Une école d’ingénieurs peut-elle être un véritable moteur économique pour son territoire ? C’est la question à laquelle répond une étude inédite publiée par CESI École d’Ingénieurs. Réalisée par le cabinet Utopies, l’analyse mesure pour la première fois l’impact économique global de l’établissement grâce à l’outil Local Footprint®.
Les résultats sont significatifs : l’activité de l’école génère chaque année 927 millions d’euros de produit intérieur brut (PIB) en France et soutient plus de 36 000 emplois. À l’échelle de Île‑de‑France, l’impact reste tout aussi notable, avec 167 millions d’euros de richesse produite et plus de 6 600 emplois soutenus, notamment autour du campus de Nanterre.
Un acteur économique ancré dans les territoires
L’étude met en lumière le rôle structurant que peuvent jouer les établissements d’enseignement supérieur dans le développement local. En moyenne, 63 % de la richesse générée par un campus de CESI bénéficie directement à la région où il est implanté.
En Île-de-France, cette proportion est encore plus marquée : 88,3 % des retombées économiques sont réinvesties localement, soit plus de 147 millions d’euros. Cette dynamique contribue à renforcer l’écosystème économique régional tout en créant des liens avec d’autres territoires, comme la Normandie ou la Bretagne.
L’école favorise également l’ancrage professionnel de ses diplômés. Une part importante des étudiants choisit en effet de travailler dans la région où ils ont été formés, participant directement au développement économique local.

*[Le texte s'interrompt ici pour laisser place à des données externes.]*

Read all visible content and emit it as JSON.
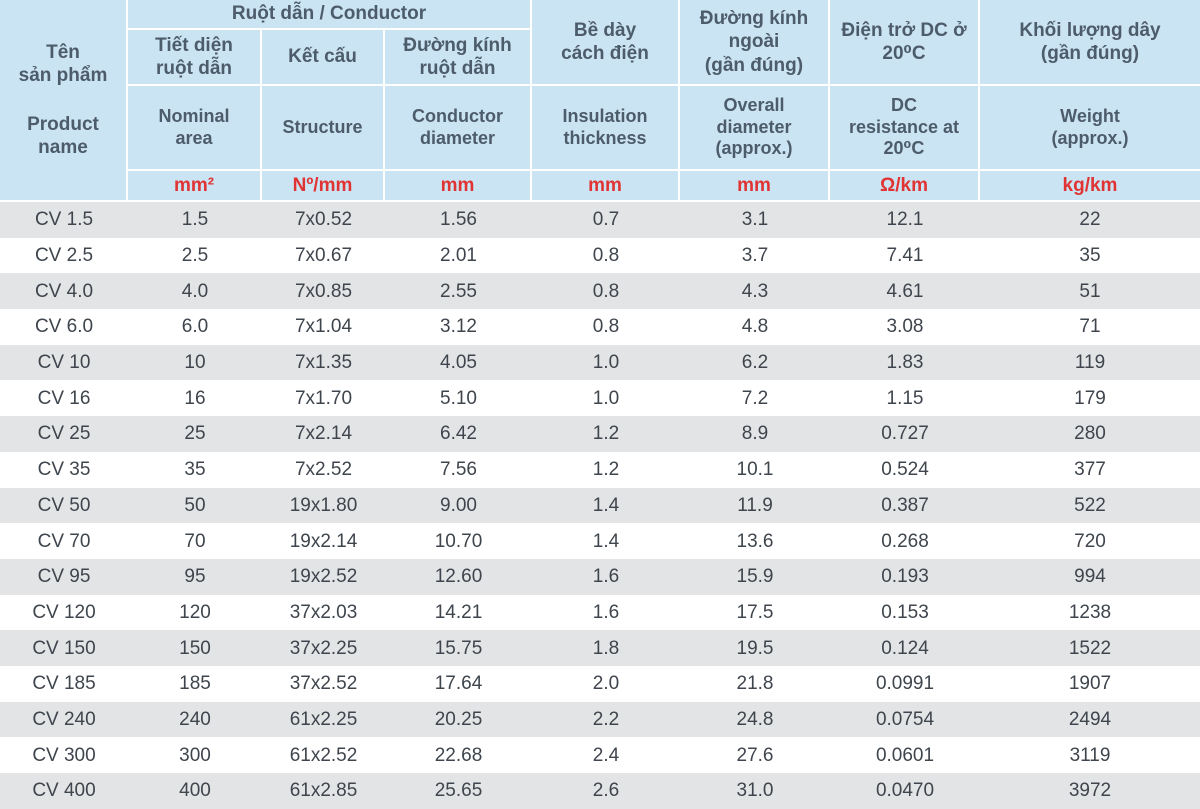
{
  "colors": {
    "header_bg": "#cbe4f3",
    "header_text": "#4d5c6b",
    "unit_text": "#e03434",
    "row_alt_bg": "#e3e4e6",
    "row_bg": "#ffffff",
    "data_text": "#3f454d",
    "border": "#ffffff"
  },
  "chart_data": {
    "type": "table",
    "title": "CV cable specification table (bilingual Vietnamese / English)",
    "layout": {
      "header_rows": 4,
      "data_rows": 17,
      "columns": 8,
      "alternating_row_shading": true,
      "first_data_row_shaded": true
    },
    "header": {
      "product": {
        "vi": "Tên\nsản phẩm",
        "en": "Product\nname"
      },
      "group_conductor": "Ruột dẫn / Conductor",
      "cols": [
        {
          "vi": "Tiết diện\nruột dẫn",
          "en": "Nominal\narea",
          "unit": "mm²"
        },
        {
          "vi": "Kết cấu",
          "en": "Structure",
          "unit": "Nº/mm"
        },
        {
          "vi": "Đường kính\nruột dẫn",
          "en": "Conductor\ndiameter",
          "unit": "mm"
        },
        {
          "vi": "Bề dày\ncách điện",
          "en": "Insulation\nthickness",
          "unit": "mm"
        },
        {
          "vi": "Đường kính\nngoài\n(gần đúng)",
          "en": "Overall\ndiameter\n(approx.)",
          "unit": "mm"
        },
        {
          "vi": "Điện trở DC ở\n20⁰C",
          "en": "DC\nresistance at\n20⁰C",
          "unit": "Ω/km"
        },
        {
          "vi": "Khối lượng dây\n(gần đúng)",
          "en": "Weight\n(approx.)",
          "unit": "kg/km"
        }
      ]
    },
    "rows": [
      [
        "CV 1.5",
        "1.5",
        "7x0.52",
        "1.56",
        "0.7",
        "3.1",
        "12.1",
        "22"
      ],
      [
        "CV 2.5",
        "2.5",
        "7x0.67",
        "2.01",
        "0.8",
        "3.7",
        "7.41",
        "35"
      ],
      [
        "CV 4.0",
        "4.0",
        "7x0.85",
        "2.55",
        "0.8",
        "4.3",
        "4.61",
        "51"
      ],
      [
        "CV 6.0",
        "6.0",
        "7x1.04",
        "3.12",
        "0.8",
        "4.8",
        "3.08",
        "71"
      ],
      [
        "CV 10",
        "10",
        "7x1.35",
        "4.05",
        "1.0",
        "6.2",
        "1.83",
        "119"
      ],
      [
        "CV 16",
        "16",
        "7x1.70",
        "5.10",
        "1.0",
        "7.2",
        "1.15",
        "179"
      ],
      [
        "CV 25",
        "25",
        "7x2.14",
        "6.42",
        "1.2",
        "8.9",
        "0.727",
        "280"
      ],
      [
        "CV 35",
        "35",
        "7x2.52",
        "7.56",
        "1.2",
        "10.1",
        "0.524",
        "377"
      ],
      [
        "CV 50",
        "50",
        "19x1.80",
        "9.00",
        "1.4",
        "11.9",
        "0.387",
        "522"
      ],
      [
        "CV 70",
        "70",
        "19x2.14",
        "10.70",
        "1.4",
        "13.6",
        "0.268",
        "720"
      ],
      [
        "CV 95",
        "95",
        "19x2.52",
        "12.60",
        "1.6",
        "15.9",
        "0.193",
        "994"
      ],
      [
        "CV 120",
        "120",
        "37x2.03",
        "14.21",
        "1.6",
        "17.5",
        "0.153",
        "1238"
      ],
      [
        "CV 150",
        "150",
        "37x2.25",
        "15.75",
        "1.8",
        "19.5",
        "0.124",
        "1522"
      ],
      [
        "CV 185",
        "185",
        "37x2.52",
        "17.64",
        "2.0",
        "21.8",
        "0.0991",
        "1907"
      ],
      [
        "CV 240",
        "240",
        "61x2.25",
        "20.25",
        "2.2",
        "24.8",
        "0.0754",
        "2494"
      ],
      [
        "CV 300",
        "300",
        "61x2.52",
        "22.68",
        "2.4",
        "27.6",
        "0.0601",
        "3119"
      ],
      [
        "CV 400",
        "400",
        "61x2.85",
        "25.65",
        "2.6",
        "31.0",
        "0.0470",
        "3972"
      ]
    ]
  }
}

Un effet multiplicateur sur l’emploi
L’étude met également en évidence un effet multiplicateur particulièrement important. Selon les données recueillies, chaque emploi direct créé par l’école en soutient trois autres dans l’économie.
Cet impact repose sur plusieurs mécanismes : les emplois directs liés aux campus, les activités générées chez les fournisseurs de l’établissement, mais aussi les retombées économiques liées à la consommation des étudiants et des salariés. À cela s’ajoute l’effet dit « catalytique », lié au parcours professionnel des diplômés et aux projets de recherche développés par l’école.
Un modèle tourné vers l’innovation et la transition
Fondée en 1958 par des entreprises, l’école s’appuie aujourd’hui sur 26 campus répartis sur le territoire, près de 20 000 étudiants et plus de 120 000 alumni. Au-delà de son poids économique, l’établissement met également en avant un modèle de formation intégrant les enjeux environnementaux et sociétaux.
Pour son directeur général Jean‑Marc Ogier, cette mission dépasse la simple transmission de compétences : il s’agit aussi de former des ingénieurs capables de répondre aux défis technologiques, environnementaux et économiques de demain.
L’étude souligne ainsi que l’enseignement supérieur peut constituer un levier stratégique pour la croissance et l’innovation, en reliant formation, recherche et développement territorial.